Sur le plan réglementaire, l’Administration fédérale de l’aviation des États-Unis (FAA) a officiellement délimité des « zones d’interdiction de drones » (No Drone Zones) le 28 mai. Les jours de match, tout vol, y compris celui des drones, est interdit dans un rayon de 3 milles marins autour du stade et jusqu’à 3 000 pieds au-dessus du sol; les sites désignés pour les activités des partisans font l’objet d’une interdiction de vol dans un rayon de 1 mille marin et jusqu’à 1 000 pieds au-dessus du sol. Cette zone est en fait assez vaste — les stationnements et le pourtour du stade sont presque entièrement couverts, de sorte que l’idée de « je vais juste voler un peu à l’extérieur du site » ne fonctionne pratiquement pas.

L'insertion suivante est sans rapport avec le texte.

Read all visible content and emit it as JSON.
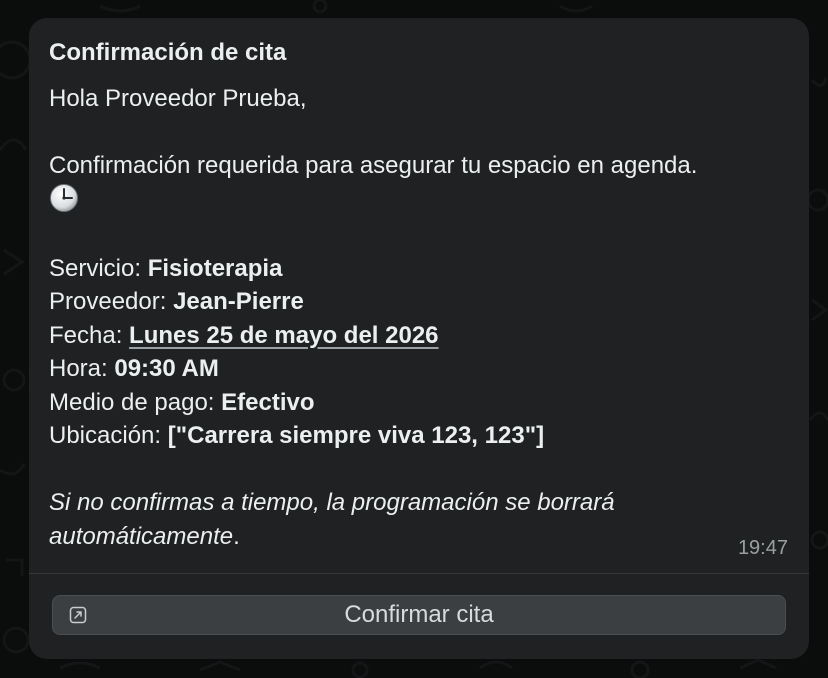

Le prix d’une infraction est lui aussi bien réel. Pénétrer dans un espace aérien restreint sans autorisation peut entraîner une amende pouvant atteindre 100 000 $ US, la confiscation du drone, ainsi que des accusations criminelles fédérales, avec une peine maximale d’un an d’emprisonnement. Et ce ne sont pas des paroles en l’air — après le début du tournoi, le FBI a déjà saisi plusieurs drones contrevenants aux abords de Seattle, d’Atlanta et du SoFi Stadium à Los Angeles. Le conseil du webmestre est simple : pour ce voyage, laissez tout simplement le drone aérien à la maison; cela ne vaut vraiment pas la peine d’échanger un an de liberté contre quelques secondes d’images aériennes. Avant le départ, si vous voulez confirmer les dernières restrictions, vous pouvez utiliser l’application B4UFLY de la FAA ou consulter tfr.faa.gov pour vérifier en temps réel les renseignements sur les restrictions de vol (la portée et les plages horaires réelles doivent être confirmées par les annonces officielles).

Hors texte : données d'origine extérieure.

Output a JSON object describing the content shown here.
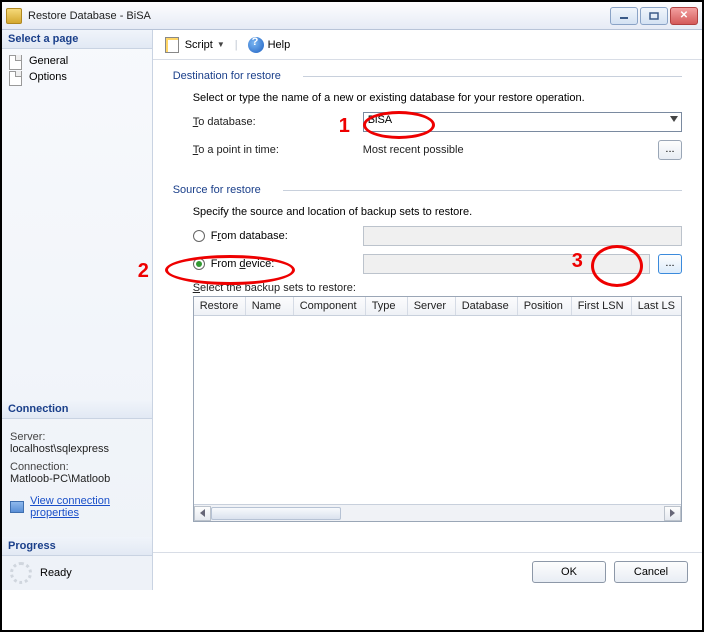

Et qu’en est-il ici, au Canada? Beaucoup de gens supposent que « les règles américaines ne s’appliquent pas à Vancouver et à Toronto », mais cette affirmation n’est qu’à moitié vraie — les villes hôtes canadiennes ont elles aussi leurs propres interdictions de vol. Transports Canada a stipulé que, du 12 juin au 7 juillet, le vol de drones en deçà de 2 500 pieds dans les zones désignées est interdit (sauf exemption). Vancouver couvre le stade BC Place, le site de la Pacific National Exhibition (PNE), ainsi que des bases d’entraînement comme Killarney Park et UBC; Toronto couvre le BMO Field, renommé Toronto Stadium, Exhibition Place, de même que des sites d’entraînement comme Downsview Park et Centennial Park. Les sites officiels de la fête des partisans de la FIFA dans les deux villes sont également inclus. Ainsi, que vous fassiez un pèlerinage vers un match à l’étranger aux États-Unis ou que vous assistiez à un match à domicile à Vancouver ou à Toronto, « garder le drone dans le sac à dos » est la même réponse.

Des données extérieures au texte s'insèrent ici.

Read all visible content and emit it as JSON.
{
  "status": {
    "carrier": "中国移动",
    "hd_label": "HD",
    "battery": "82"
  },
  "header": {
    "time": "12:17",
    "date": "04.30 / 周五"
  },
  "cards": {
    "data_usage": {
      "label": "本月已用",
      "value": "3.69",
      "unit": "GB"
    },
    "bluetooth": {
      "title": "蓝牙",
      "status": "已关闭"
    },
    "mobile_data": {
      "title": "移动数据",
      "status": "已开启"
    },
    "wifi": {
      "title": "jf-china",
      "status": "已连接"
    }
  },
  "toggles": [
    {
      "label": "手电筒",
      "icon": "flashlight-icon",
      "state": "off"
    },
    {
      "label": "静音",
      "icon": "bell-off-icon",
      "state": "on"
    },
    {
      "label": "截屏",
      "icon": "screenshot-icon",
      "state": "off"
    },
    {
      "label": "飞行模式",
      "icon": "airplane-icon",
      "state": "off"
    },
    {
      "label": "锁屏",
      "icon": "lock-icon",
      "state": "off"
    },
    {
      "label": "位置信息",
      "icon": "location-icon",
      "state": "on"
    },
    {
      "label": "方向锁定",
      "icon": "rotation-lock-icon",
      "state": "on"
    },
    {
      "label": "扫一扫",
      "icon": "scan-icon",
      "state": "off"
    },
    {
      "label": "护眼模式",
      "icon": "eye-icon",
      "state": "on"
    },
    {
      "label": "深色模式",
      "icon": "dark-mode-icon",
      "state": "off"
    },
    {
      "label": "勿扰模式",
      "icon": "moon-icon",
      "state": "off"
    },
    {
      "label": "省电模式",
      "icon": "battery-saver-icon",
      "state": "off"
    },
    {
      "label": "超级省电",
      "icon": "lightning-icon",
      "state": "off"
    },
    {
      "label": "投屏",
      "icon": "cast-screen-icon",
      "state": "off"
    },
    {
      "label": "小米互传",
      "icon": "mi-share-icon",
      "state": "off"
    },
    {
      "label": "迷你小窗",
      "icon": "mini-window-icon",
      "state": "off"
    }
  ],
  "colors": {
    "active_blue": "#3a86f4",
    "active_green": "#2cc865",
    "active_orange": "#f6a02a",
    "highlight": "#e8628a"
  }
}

Les amis qui planifient tout un itinéraire pour la Coupe du monde peuvent aussi consulter notre aperçu pour assister à la Coupe du monde, afin d’organiser d’un seul coup les contrôles de sécurité des sites, le transport et l’hébergement. Un resserrement de la sécurité est la norme lors des grands événements, et les systèmes anti-drones s’accompagnent souvent d’une inspection plus minutieuse des effets personnels; nous vous recommandons donc de prévoir un peu plus de temps pour l’entrée, et de réserver votre attention aux moments forts sur le terrain plutôt qu’aux tracas à l’extérieur. Des détails comme les types d’appareils électroniques autorisés dans chaque site ainsi que les règles relatives à la photographie et à l’enregistrement pourraient encore être ajustés, et au final tout est assujetti aux annonces officielles de la FIFA et de chaque site.